Ukraine : le plan de Kiev pour stocker le gaz européen

Ukraine : le plan de Kiev pour stocker le gaz européen

L’Europe stockera-t-elle davantage de gaz en Ukraine à l’avenir, malgré la guerre ? Petit à petit, l’idée fait son chemin. Fin février, le géant ukrainien Naftogaz a annoncé que sa filiale Ukrtransgaz allait mener une série de “tests de résistance”. Le but de l’opération ? Montrer que même en temps de conflit armé, l’Ukraine reste capable d’acheminer et de stocker du gaz pour le compte d’autres pays. “Cela peut sembler étonnant car les combats se poursuivent, mais l’Ukraine entend bien monter en puissance rapidement dans le stockage de gaz, confirme Sami Ramdani, enseignant-chercheur en géopolitique de l’énergie à l’Institut de relations internationales et stratégiques (IRIS). Les discussions s’accélèrent même avec les membres de l’UE.
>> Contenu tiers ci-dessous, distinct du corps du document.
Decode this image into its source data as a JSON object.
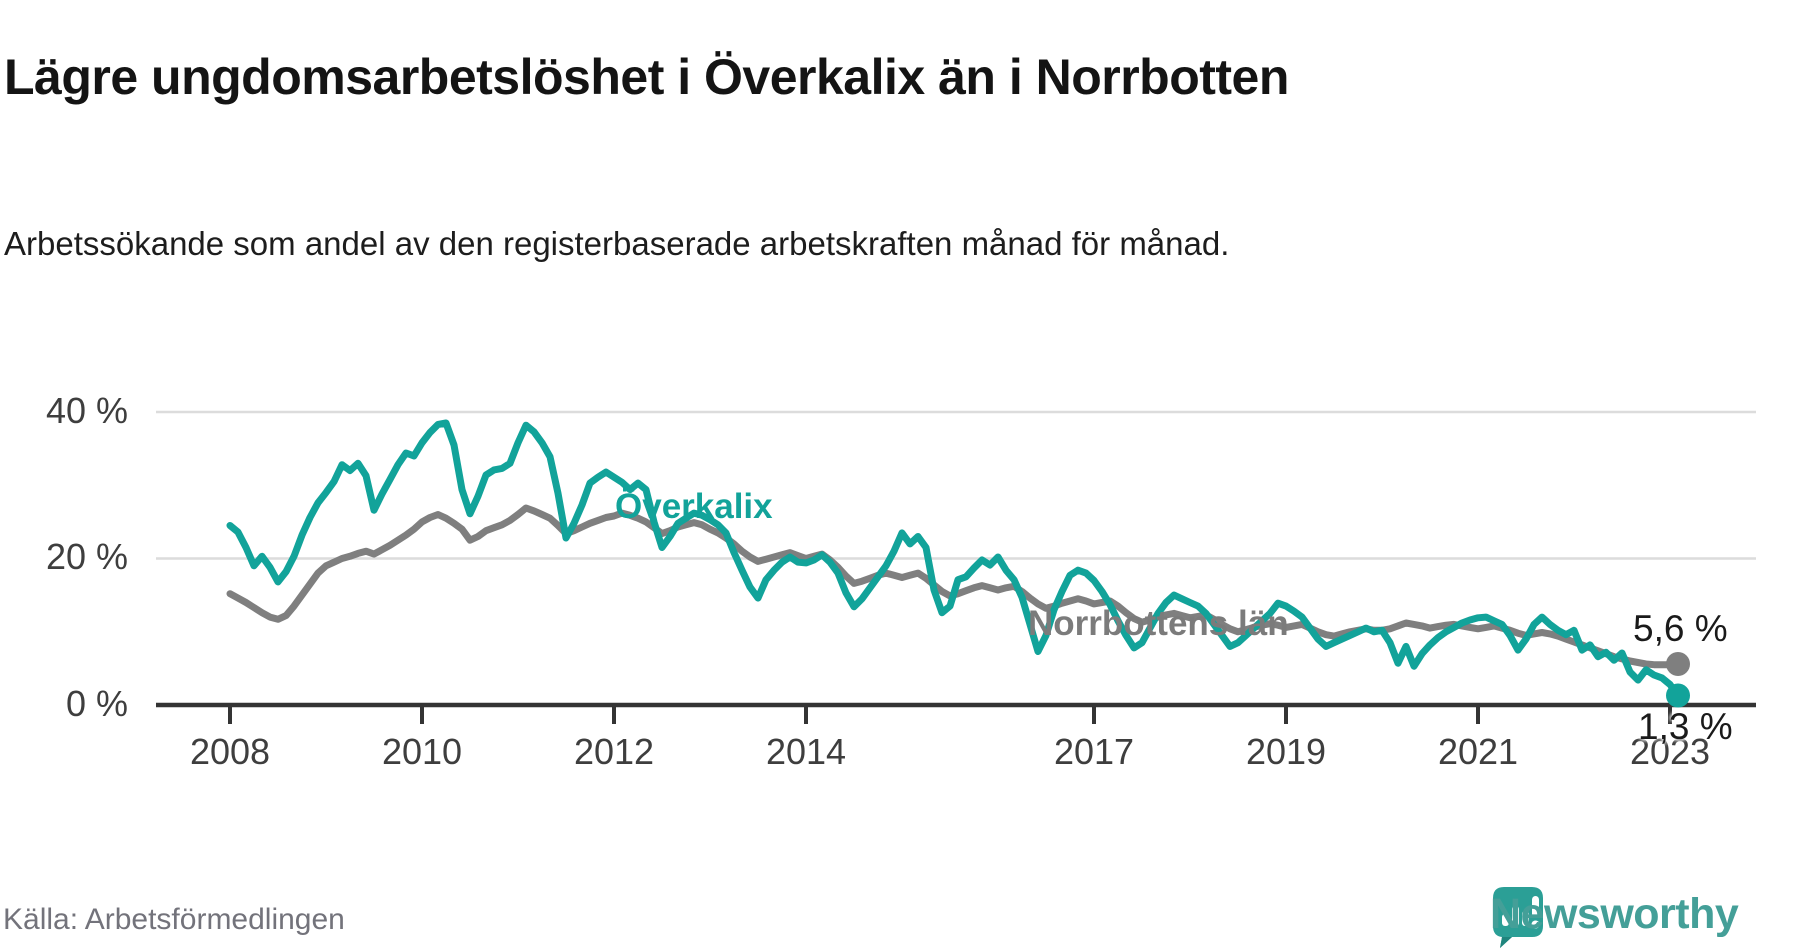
{
  "header": {
    "title": "Lägre ungdomsarbetslöshet i Överkalix än i Norrbotten",
    "subtitle": "Arbetssökande som andel av den registerbaserade arbetskraften månad för månad."
  },
  "footer": {
    "source": "Källa: Arbetsförmedlingen",
    "brand": "Newsworthy"
  },
  "chart_data": {
    "type": "line",
    "x_unit": "month",
    "x_start": "2008-01",
    "x_end": "2023-02",
    "x_tick_years": [
      2008,
      2010,
      2012,
      2014,
      2017,
      2019,
      2021,
      2023
    ],
    "yticks": [
      {
        "value": 0,
        "label": "0 %"
      },
      {
        "value": 20,
        "label": "20 %"
      },
      {
        "value": 40,
        "label": "40 %"
      }
    ],
    "ylim": [
      0,
      42
    ],
    "grid": "horizontal",
    "legend_position": "inline-annotations",
    "series": [
      {
        "name": "Norrbottens län",
        "color": "#7f7f7f",
        "end_value": 5.6,
        "end_label": "5,6 %",
        "values": [
          15.2,
          14.6,
          14.0,
          13.3,
          12.6,
          12.0,
          11.7,
          12.2,
          13.5,
          15.0,
          16.5,
          18.0,
          19.0,
          19.5,
          20.0,
          20.3,
          20.7,
          21.0,
          20.6,
          21.2,
          21.8,
          22.5,
          23.2,
          24.0,
          25.0,
          25.6,
          26.0,
          25.5,
          24.8,
          24.0,
          22.5,
          23.0,
          23.8,
          24.2,
          24.6,
          25.2,
          26.0,
          26.9,
          26.5,
          26.0,
          25.5,
          24.5,
          23.4,
          23.8,
          24.3,
          24.8,
          25.2,
          25.6,
          25.8,
          26.2,
          25.9,
          25.5,
          25.0,
          24.2,
          23.4,
          23.8,
          24.3,
          24.6,
          24.9,
          24.6,
          24.0,
          23.5,
          22.8,
          22.0,
          21.0,
          20.2,
          19.6,
          19.9,
          20.2,
          20.5,
          20.8,
          20.4,
          20.0,
          20.3,
          20.6,
          19.8,
          18.8,
          17.6,
          16.6,
          16.9,
          17.3,
          17.7,
          18.0,
          17.7,
          17.4,
          17.7,
          18.0,
          17.3,
          16.4,
          15.5,
          14.9,
          15.2,
          15.6,
          16.0,
          16.3,
          16.0,
          15.7,
          16.0,
          16.2,
          15.5,
          14.6,
          13.8,
          13.2,
          13.5,
          13.9,
          14.2,
          14.5,
          14.2,
          13.8,
          14.0,
          14.2,
          13.5,
          12.6,
          11.8,
          11.3,
          11.6,
          12.0,
          12.3,
          12.5,
          12.2,
          11.9,
          12.1,
          12.3,
          11.7,
          11.0,
          10.4,
          10.0,
          10.3,
          10.6,
          10.9,
          11.1,
          10.9,
          10.6,
          10.8,
          11.0,
          10.5,
          10.0,
          9.6,
          9.4,
          9.7,
          10.0,
          10.2,
          10.4,
          10.2,
          10.2,
          10.4,
          10.8,
          11.2,
          11.0,
          10.8,
          10.5,
          10.7,
          10.9,
          11.0,
          10.8,
          10.6,
          10.4,
          10.6,
          10.8,
          10.5,
          10.2,
          9.8,
          9.5,
          9.7,
          9.9,
          9.7,
          9.4,
          9.0,
          8.6,
          8.2,
          7.8,
          7.4,
          7.0,
          6.6,
          6.3,
          6.0,
          5.8,
          5.6,
          5.5,
          5.5,
          5.5,
          5.6
        ]
      },
      {
        "name": "Överkalix",
        "color": "#12a39a",
        "end_value": 1.3,
        "end_label": "1,3 %",
        "values": [
          24.5,
          23.6,
          21.5,
          19.0,
          20.3,
          18.8,
          16.8,
          18.2,
          20.3,
          23.2,
          25.6,
          27.6,
          29.0,
          30.5,
          32.8,
          32.0,
          33.0,
          31.3,
          26.6,
          28.8,
          30.8,
          32.8,
          34.4,
          34.0,
          35.8,
          37.2,
          38.3,
          38.5,
          35.5,
          29.4,
          26.1,
          28.5,
          31.4,
          32.1,
          32.3,
          33.0,
          35.8,
          38.2,
          37.3,
          35.8,
          33.9,
          28.9,
          22.8,
          24.8,
          27.3,
          30.3,
          31.1,
          31.8,
          31.1,
          30.4,
          29.4,
          30.3,
          29.4,
          25.0,
          21.5,
          23.0,
          24.8,
          25.5,
          26.2,
          25.9,
          25.3,
          24.6,
          23.5,
          20.8,
          18.4,
          16.1,
          14.6,
          17.1,
          18.4,
          19.5,
          20.2,
          19.5,
          19.4,
          19.8,
          20.5,
          19.5,
          18.0,
          15.3,
          13.4,
          14.5,
          16.0,
          17.5,
          19.0,
          21.0,
          23.5,
          22.0,
          23.0,
          21.5,
          15.7,
          12.6,
          13.5,
          17.1,
          17.5,
          18.7,
          19.8,
          19.1,
          20.2,
          18.4,
          17.1,
          14.7,
          11.0,
          7.3,
          9.5,
          13.0,
          15.5,
          17.7,
          18.4,
          18.0,
          17.0,
          15.5,
          13.7,
          11.5,
          9.5,
          7.8,
          8.5,
          10.5,
          12.5,
          14.0,
          15.0,
          14.5,
          14.0,
          13.5,
          12.5,
          11.0,
          9.5,
          8.0,
          8.5,
          9.5,
          10.5,
          11.5,
          12.5,
          13.9,
          13.5,
          12.8,
          12.0,
          10.5,
          9.0,
          8.0,
          8.5,
          9.0,
          9.5,
          10.0,
          10.5,
          10.0,
          10.2,
          8.5,
          5.7,
          8.0,
          5.3,
          7.0,
          8.2,
          9.2,
          10.0,
          10.6,
          11.2,
          11.6,
          11.9,
          12.0,
          11.5,
          11.0,
          9.5,
          7.5,
          9.0,
          11.0,
          12.0,
          11.0,
          10.2,
          9.6,
          10.2,
          7.5,
          8.2,
          6.6,
          7.2,
          6.1,
          7.1,
          4.5,
          3.4,
          4.8,
          4.1,
          3.7,
          2.8,
          1.3
        ]
      }
    ]
  }
}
Et pour cause, il devient capital pour l’Ukraine d’accélérer son processus d’intégration à l’Union. Déjà considérablement réduit, le transit de gaz en provenance de Russie arrivera à son terme à la fin de l’année. L’Ukraine devra donc trouver une nouvelle source pour rentabiliser son immense réseau. Parallèlement, en utilisant davantage les infrastructures ukrainiennes, l’Europe pourrait augmenter ses capacités de stockage de 10 %. De quoi passer les hivers froids plus facilement. En 2023, plusieurs acteurs européens ont déjà profité des infrastructures ukrainiennes, en y stockant 2,5 milliards de mètres cubes de gaz. Cette année, Naftogaz vise les 4 milliards.

“Le gros dossier du moment pour Kiev, c’est l’inversion du flux sur le gazoduc transbalkanique, qui part de la Russie, traverse l’Ukraine, et descend ensuite vers le Sud en passant par la Moldavie, la Roumanie, la Bulgarie pour finir en Turquie”, détaille Sami Ramdani. Celui-ci est vide depuis que les Russes ont lancé le “Turkish stream” sous la mer Noire. Il est donc disponible pour faire circuler du gaz en sens inverse, du Sud vers le Nord, à partir des terminaux GNL construits en Turquie ou en Grèce. Une fois stocké en Ukraine, ce gaz serait ensuite redistribué dans tous les pays frontaliers.

Un arbitrage à trouver

“Ce système profiterait à tout le monde. L’Ukraine possède des tarifs de stockage très compétitifs. Par ailleurs, l’Europe ferait des économies en faisant venir du GNL en été à bon prix, lorsque la demande est plutôt faible “, explique Sami Ramdani. A condition bien sûr que la guerre ne vienne pas tout compromettre.

L’Ukraine possède 30 milliards de mètres cubes de capacités de stockage, situées pour l’essentiel à l’ouest du pays. “La partie souterraine composée de cavernes naturelles semble relativement immunisée contre les raids aériens, mais quid des pipelines ? Il faudra trouver le bon arbitrage entre la protection physique, en ensevelissant par exemple les tuyaux, la défense militaire de ces installations ainsi que le coût, et la durée, de reconstruction en cas d’attaque”, avertit Georg Zachmann, chercheur à l’Institut Bruegel.

La Commission européenne ne veut pas spéculer sur les infrastructures nécessaires. Mais elle confirme travailler avec les autorités ukrainiennes sur une liste de mesures de réduction des risques. “Celles-ci, indique un porte-parole, devraient permettre d’utiliser davantage les installations ukrainiennes dans les mois à venir, contribuant ainsi à la préparation de l’UE pour l’hiver 2024”.